В любом случае, мне никогда не нравились морские пехотинцы.
Я следую за ней в кафе за углом от офиса Форрестера. Это хорошее местечко на открытом воздухе. Я немного смущаюсь, пока мы идем. Она взяла темп жителя Нью-Йорка, я перешёл на темп черепахи, благодаря трости.
Она замедляется, подстраиваясь под мой шаг. Половину пути спустя, она, наконец, что-то говорит мне.
— Так что случилось с твоей ногой?
Я пожимаю плечами, и даю короткий ответ:
— Хаджи думали, что мне лучше без нее. Придорожные бомбы.
Она вздыхает. — Прости.
— Всё не так уж и плохо. Мне нужно ходить в больницу и жить. Это делает меня счастливым, — чего я не договорил: …в отличие от Рейнольдса и Томпсона, ни один из них не выжил.
В кафе она произносит:
— Займи место. Я принесу нам кофе. Ты пьешь то же самое?
Я киваю и благодарю её, усаживаясь в кресло.
Пока я жду Алекс, я достаю телефон и просматриваю почту. Чёрт. Большинство — мусор. Письмо от мамы. Я отвечу позже. Она, конечно, беспокоится обо мне. Некоторые вещи никогда не меняются. Долгое время я был на неё сердит за то, что я ушёл из школы. Но сейчас я благодарен за это. Это дало мне возможность перенести тяжелые времена. Дало возможность держать голову высоко и узнать мои приоритеты, которые были непостоянными, пока я был молод.
Когда Алекс возвращается к столу с двумя огромными кружками кофе, я убираю телефон.
— Спасибо, — говорю я. Делаю глоток. Он действительно хорош.
Она улыбнулась, встретившись со мной взглядом, и быстро отвернулась. Короткий контакт, который не наполнен ненавистью, но я смотрю вниз.
— Хорошо, — говорю я. — Основные правила.
— Да, — говорит она.
Мы молчим. Она ожидает от меня первого шага?
Я качаю головой, затем говорю.
— Хорошо, начинай. Это была твоя идея.
— Справедливо, — она смотрит на меня, затем говорит. — Хорошо. Первое правило. Мы никогда не говорим об Израиле.
Я закрываю глаза и киваю. Разговор об этом сильно ранит.
— Согласен, — бормочу я.
Она облегченно вздыхает, и это каким-то образом снова разбивает мне сердце.
Я говорю:
— Мы никогда не будем говорить о том, что случилось.
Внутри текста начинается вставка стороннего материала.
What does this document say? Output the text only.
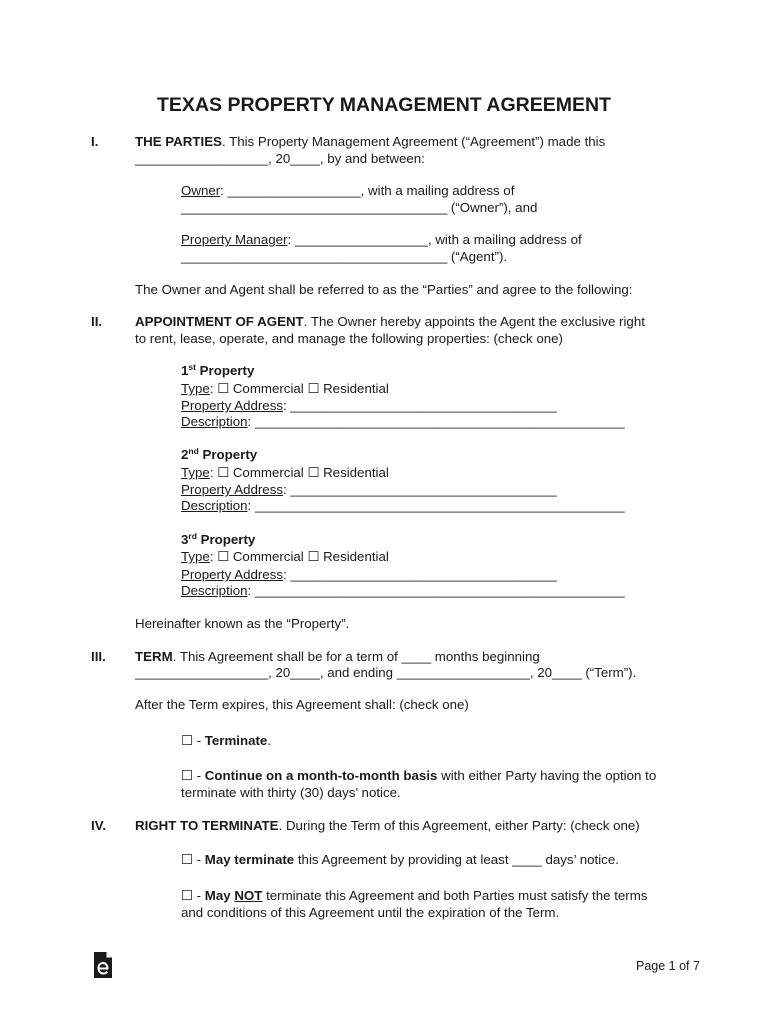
TEXAS PROPERTY MANAGEMENT AGREEMENT
I.	THE PARTIES. This Property Management Agreement (“Agreement”) made this
__________________, 20____, by and between:
Owner: __________________, with a mailing address of
____________________________________ (“Owner”), and
Property Manager: __________________, with a mailing address of
____________________________________ (“Agent”).
The Owner and Agent shall be referred to as the “Parties” and agree to the following:
II. APPOINTMENT OF AGENT. The Owner hereby appoints the Agent the exclusive right
to rent, lease, operate, and manage the following properties: (check one)
1st Property
Type: ☐ Commercial ☐ Residential
Property Address: ____________________________________
Description: __________________________________________________
2nd Property
Type: ☐ Commercial ☐ Residential
Property Address: ____________________________________
Description: __________________________________________________
3rd Property
Type: ☐ Commercial ☐ Residential
Property Address: ____________________________________
Description: __________________________________________________
Hereinafter known as the “Property”.
III. TERM. This Agreement shall be for a term of ____ months beginning
__________________, 20____, and ending __________________, 20____ (“Term”).
After the Term expires, this Agreement shall: (check one)
☐ - Terminate.
☐ - Continue on a month-to-month basis with either Party having the option to
terminate with thirty (30) days’ notice.
IV. RIGHT TO TERMINATE. During the Term of this Agreement, either Party: (check one)
☐ - May terminate this Agreement by providing at least ____ days’ notice.
☐ - May NOT terminate this Agreement and both Parties must satisfy the terms
and conditions of this Agreement until the expiration of the Term.
Page 1 of 7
Ни когда я приехал к тебе в Сан-Франциско. Ни год назад. Ни через год.
— Особенно о том, что случилось через год, — её глаза блестят, когда она смотрит на стол.
Мы снова молчим. Это забавно.
— Не знаю, смогу ли я, — говорю я.
— Почему нет? — спрашивает она.
— Потому что, ну, иногда это тяжело, Алекс. Немного. Много. Господи.
Она отводит взгляд и, черт меня возьми, если ее глаза не были красивыми. Ее ресницы в милю длиной.
— Думаю, если мы хотим пережить этот год, нам нужно оставить всё в прошлом, — говорит она.
— Да.
— Будто мы незнакомы.
Я пожимаю плечами.
— Хорошо, — что может случиться.
— Мы начнем все сначала. Мы только что встретились. Ты какой-то парень, пришедший из армии, а я девушка из Сан-Франциско, собирающаяся в местный колледж. У нас нет ничего общего. Ни связей. Ни того, кем мы были. Мы не друзья.
Не друзья. Как, чёрт возьми, мы можем быть друзьями после того, как всё разрушили?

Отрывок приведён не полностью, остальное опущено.